For the French, according to Revzen, what goes into food is very important. The food and the atmosphere in which they eat are also taken into consideration. Ollie’s, a French bakery, is slower than the rest. The bakery is a small, air-conditioned, historic building with nary a drive-thru window to be found. Ollie’s prides itself on adhering to authentic French patisserie techniques. Revzen, lived in Europe for six years and purchased the bakery within a year of returning home. The bakery has been around for eight years and Revzen has owned it for two. Ollie’s uses only hands and tries to include as many locally produced ingredients as possible. Everything inside the building is baked fresh by Revzen and her crew from midnight until the late morning. What does not get used that morning is sent to the local shelter. She wanted to bring authentic French pastry to the Triad, and she feels she is still doing this to the best of her power.

The French don’t make dough and then bake it. Food for the French is engineered. “European style consist of very technical and difficult dough,” says Revzen. It is birthed from a baker’s hard-working hands. French do not just make dough, they make masterpieces. Food for them is an art form. The croissant is a fine example of this. You enjoy bread by adding butter but for the French they wanted to enjoy them together. Revzen says they took something good and made it better by adding the butter into the dough and folding it over and over until just right. Oh, and only butter Revzen says nothing but real butter will work in her bakery. No frozen yokes or artificial anything.

The croissant, possibly the most commonly known piece of French baking, is the stuff of legend. As the story goes, during the late 17th century, an insomniac breadmaker in Vienna or Hungary or someplace like that, heard strange rumbling noises. He investigated the noises and notified the town guard. It turned out the noises were from the Turks, making a late-night, sneak attack. The baker was made a hero, and in tribute to his king (kings back then loved tributes, even from their heroes), he made a small roll in the shape of a crescent, the symbol of Islam to commemorate the event. The rest is breadmaking history. Either that or the croissant is a recipe that came from Budapest in the Middle Ages. I like the heroic baker better.

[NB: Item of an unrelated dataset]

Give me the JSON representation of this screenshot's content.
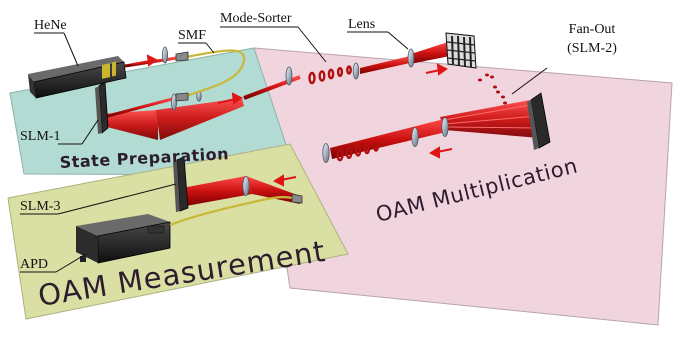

“Choosing a favorite pastry is like choosing a favorite song. It all depends on my mood,” Revzen says. Me too. On a sleepy Saturday morning, nothing else but a four-inch thick cinnamon roll will work for me. Hers is different from the usual American style, which can be slathered with more sugary icing than a birthday cake. Well this French twist on an American favorite is different; a smooth, well thought-out honey taste that treats the lips as well as the tongue with its smooth texture. And yes this one I was able to finish – slowly, and broken up into layers, but definitely eaten up.